Ten writers for children. All with something to say.


Summer summer summer...

Summer is just about officially over. Looking back on the writerly things I did, there are a few that top my list. I was thrilled to be a speaker at the SCBWI conference in Maryland along with David, John, Lauren, Betsy, and Edie. Definitely a highlight of the summer.
At the conference, my editor Liz handed me her revision notes for my novel The Raft. I'm happy to report after all my hard ( okay, perhaps a tad obsessive) work the past month, it went to copy edits on Friday. Whew.
The most inspiring thing I did this summer involved my work as the Harney County Writer in Residence. Since my stint started in January, I've been in schools all over the county. In early August, I did workshops at the Eastern Oregon Academy, a court-ordered facility for boys ages 12-16 who have found themselves in trouble for one thing or another. The boys are there for a year. I wasn't sure what to expect, or if they would even want to do any writing.
I was blown away. They had all read The Compound and had so many questions for me. They were so receptive and engaged, and all are amazing souls with heartbreaking stories. One boy brought his piece up for me to read and I wept, I couldn't help it. Those boys may feel like no one listens to them, but through their words on paper, they have discovered their voice. Many were already poets and writers long before I showed up, and the work they shared with me was so powerful.
The week I spent with them was my favorite of the entire Writer in Residence program and I was sorry to have to say goodbye. To me, they were so inspiring and they made me want to go home and be a better writer. They made me realize that, despite wanting to please my agent and my editor and the reviewers, I need to be writing for my readers. That sounds dumb, I know, I mean, who else would I be writing for? But honestly, in the world of YA, there are so many adults you have to make happy that you forget your actual intended audience. I won't be doing that anymore.


Christy said...

Wow, Stephanie, I wonder if there is a way to collect and publish the writing of the kids from the Eastern Oregon Academy. I know it would be a big job, but so meaningful. Maybe a grant?

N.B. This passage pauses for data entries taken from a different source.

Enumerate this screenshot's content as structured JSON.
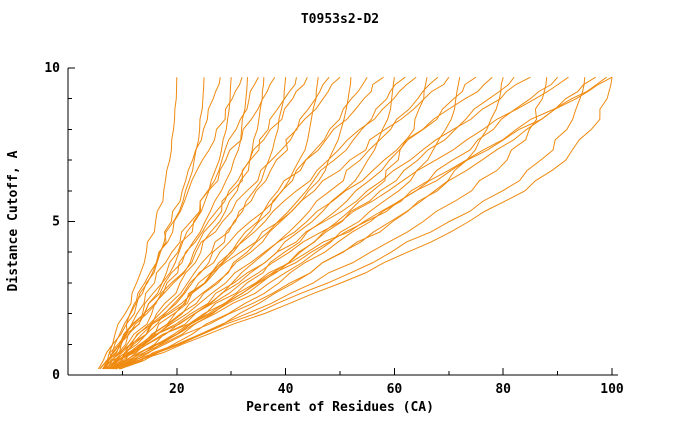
{
  "chart_data": {
    "type": "line",
    "title": "T0953s2-D2",
    "xlabel": "Percent of Residues (CA)",
    "ylabel": "Distance Cutoff, A",
    "xlim": [
      0,
      100
    ],
    "ylim": [
      0,
      10
    ],
    "x_ticks": [
      20,
      40,
      60,
      80,
      100
    ],
    "x_minor_ticks": [
      10,
      30,
      50,
      70,
      90
    ],
    "y_ticks": [
      0,
      5,
      10
    ],
    "y_minor_ticks": [
      1,
      2,
      3,
      4,
      6,
      7,
      8,
      9
    ],
    "grid": false,
    "legend": null,
    "line_color": "#ef8a10",
    "axis_color": "#000000",
    "y_levels": [
      0.2,
      1,
      2,
      3,
      4,
      5,
      6,
      7,
      8,
      9,
      9.7
    ],
    "series": [
      {
        "x": [
          6.4,
          8.2,
          10.5,
          12.6,
          14.4,
          16.1,
          17.6,
          18.7,
          19.4,
          19.9,
          20
        ]
      },
      {
        "x": [
          5.6,
          8.2,
          11.4,
          14.4,
          17.0,
          19.4,
          21.6,
          23.2,
          24.2,
          24.8,
          25
        ]
      },
      {
        "x": [
          6.9,
          9.5,
          12.2,
          14.6,
          16.8,
          19.0,
          21.0,
          22.9,
          24.9,
          26.7,
          28
        ]
      },
      {
        "x": [
          6.7,
          9.8,
          13.7,
          17.3,
          20.4,
          23.3,
          25.9,
          27.8,
          29.1,
          29.8,
          30
        ]
      },
      {
        "x": [
          6.5,
          8.6,
          11.5,
          14.1,
          16.7,
          19.5,
          22.1,
          24.7,
          27.3,
          30.2,
          32
        ]
      },
      {
        "x": [
          5.8,
          9.5,
          14.0,
          18.2,
          21.8,
          25.2,
          28.2,
          30.5,
          31.9,
          32.7,
          33
        ]
      },
      {
        "x": [
          7.2,
          10.6,
          14.1,
          17.3,
          20.2,
          23.1,
          25.7,
          28.3,
          30.9,
          33.3,
          35
        ]
      },
      {
        "x": [
          7.9,
          11.6,
          16.3,
          20.6,
          24.4,
          27.9,
          31.1,
          33.4,
          34.8,
          35.7,
          36
        ]
      },
      {
        "x": [
          6.6,
          9.2,
          12.7,
          15.9,
          19.1,
          22.6,
          25.8,
          29.0,
          32.2,
          35.8,
          38
        ]
      },
      {
        "x": [
          7.0,
          11.4,
          16.9,
          22.0,
          26.4,
          30.5,
          34.2,
          36.9,
          38.6,
          39.7,
          40
        ]
      },
      {
        "x": [
          6.5,
          10.9,
          15.4,
          19.4,
          23.1,
          26.8,
          30.2,
          33.5,
          36.8,
          39.8,
          42
        ]
      },
      {
        "x": [
          6.8,
          9.8,
          14.0,
          17.8,
          21.6,
          25.8,
          29.6,
          33.4,
          37.2,
          41.3,
          44
        ]
      },
      {
        "x": [
          8.2,
          13.2,
          19.5,
          25.3,
          30.4,
          35.1,
          39.4,
          42.5,
          44.4,
          45.6,
          46
        ]
      },
      {
        "x": [
          7.7,
          12.7,
          17.8,
          22.4,
          26.6,
          30.8,
          34.6,
          38.3,
          42.1,
          45.5,
          48
        ]
      },
      {
        "x": [
          5.9,
          9.5,
          14.5,
          19.0,
          23.5,
          28.4,
          32.9,
          37.4,
          41.9,
          46.9,
          50
        ]
      },
      {
        "x": [
          7.4,
          13.4,
          20.7,
          27.6,
          33.6,
          39.1,
          44.2,
          47.9,
          50.2,
          51.5,
          52
        ]
      },
      {
        "x": [
          8.0,
          13.8,
          19.7,
          25.1,
          30.0,
          34.9,
          39.3,
          43.7,
          48.1,
          52.1,
          55
        ]
      },
      {
        "x": [
          8.0,
          12.1,
          17.7,
          22.8,
          27.9,
          33.5,
          38.6,
          43.7,
          48.8,
          54.4,
          58
        ]
      },
      {
        "x": [
          7.6,
          14.6,
          23.3,
          31.4,
          38.4,
          44.9,
          50.8,
          55.1,
          57.8,
          59.5,
          60
        ]
      },
      {
        "x": [
          7.3,
          14.1,
          21.0,
          27.2,
          32.9,
          38.6,
          43.8,
          48.9,
          54.0,
          58.6,
          62
        ]
      },
      {
        "x": [
          7.2,
          11.8,
          18.2,
          24.0,
          29.8,
          36.2,
          42.0,
          47.8,
          53.6,
          59.9,
          64
        ]
      },
      {
        "x": [
          8.8,
          16.4,
          25.9,
          34.7,
          42.4,
          49.5,
          56.0,
          60.7,
          63.6,
          65.4,
          66
        ]
      },
      {
        "x": [
          8.5,
          15.9,
          23.4,
          30.2,
          36.4,
          42.6,
          48.2,
          53.7,
          59.3,
          64.3,
          68
        ]
      },
      {
        "x": [
          6.3,
          11.5,
          18.7,
          25.2,
          31.7,
          38.8,
          45.3,
          51.8,
          58.3,
          65.5,
          70
        ]
      },
      {
        "x": [
          8.0,
          16.6,
          27.1,
          37.0,
          45.6,
          53.5,
          60.8,
          66.1,
          69.4,
          71.3,
          72
        ]
      },
      {
        "x": [
          8.8,
          17.0,
          25.3,
          32.9,
          39.8,
          46.7,
          52.9,
          59.1,
          65.3,
          70.9,
          75
        ]
      },
      {
        "x": [
          8.4,
          14.1,
          21.9,
          29.0,
          36.1,
          43.9,
          51.0,
          58.1,
          65.2,
          73.0,
          78
        ]
      },
      {
        "x": [
          8.2,
          17.8,
          29.7,
          40.8,
          50.4,
          59.3,
          67.4,
          73.3,
          77.0,
          79.3,
          80
        ]
      },
      {
        "x": [
          8.1,
          17.3,
          26.6,
          35.0,
          42.7,
          50.4,
          57.4,
          64.3,
          71.2,
          77.4,
          82
        ]
      },
      {
        "x": [
          7.6,
          13.9,
          22.6,
          30.5,
          38.4,
          47.1,
          55.0,
          62.9,
          70.8,
          79.5,
          85
        ]
      },
      {
        "x": [
          9.4,
          20.0,
          32.9,
          45.1,
          55.6,
          65.3,
          74.2,
          80.7,
          84.8,
          87.2,
          88
        ]
      },
      {
        "x": [
          9.4,
          19.4,
          29.5,
          38.8,
          47.2,
          55.6,
          63.1,
          70.7,
          78.2,
          85.0,
          90
        ]
      },
      {
        "x": [
          6.7,
          13.7,
          23.3,
          32.0,
          40.7,
          50.2,
          58.9,
          67.6,
          76.3,
          85.9,
          92
        ]
      },
      {
        "x": [
          8.7,
          20.2,
          34.5,
          47.8,
          59.4,
          70.1,
          79.9,
          86.9,
          91.7,
          94.1,
          95
        ]
      },
      {
        "x": [
          9.6,
          20.6,
          31.5,
          41.5,
          50.6,
          59.7,
          67.9,
          76.1,
          84.3,
          91.5,
          97
        ]
      },
      {
        "x": [
          8.8,
          16.2,
          26.3,
          35.5,
          44.7,
          54.8,
          64.0,
          73.2,
          82.4,
          92.6,
          99
        ]
      },
      {
        "x": [
          8.8,
          21.0,
          36.1,
          50.2,
          62.4,
          73.7,
          84.0,
          91.5,
          96.2,
          99.1,
          100
        ]
      },
      {
        "x": [
          6.9,
          14.5,
          25.0,
          34.5,
          44.0,
          54.4,
          63.9,
          73.4,
          82.9,
          93.4,
          100
        ]
      }
    ]
  }
}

One of the books I art directed/designed for Lee & Low, YUMMY: THE LAST DAYS OF A SOUTHSIDE SHORTY a graphic novel by Greg Neri, illustrated by Randy DuBurke Here's a decription from L&L's site: "is a compelling dramatization based on events that occurred in Chicago in 1994. This gritty exploration of youth gang life will force readers to question their own understandings of good and bad, right and wrong."

YUMMY is widely read in prisons now and generally has received LOTS of attention. So wouldn't it be cool for kids to read a book showcasing the actual voices of other kids? So glad you really listened to those kids' experiences. Maybe some will turn into writers. What a gift you will have given them for their whole lives.

Also, not sure if there is something comparable where you are, but the local public radio features "Youth Perspectives" and it's a wonderful opportunity to hear authentic young voices. Great stuff in both of these links below.

high school kids:

middle school kids (great lesson plans from teacher provided):

Stephanie said...

Thanks for all those. Actually, the writer in residence program is doing an anthology of writing from all the kids I saw this year. Well, selections, not all of them. But the boys at EOA were so excited when I told them that, it was so important to them to be heard.

Christy said...

Stephanie, that is great! I'm convinced that is exactly the kind of stuff that shapes lives.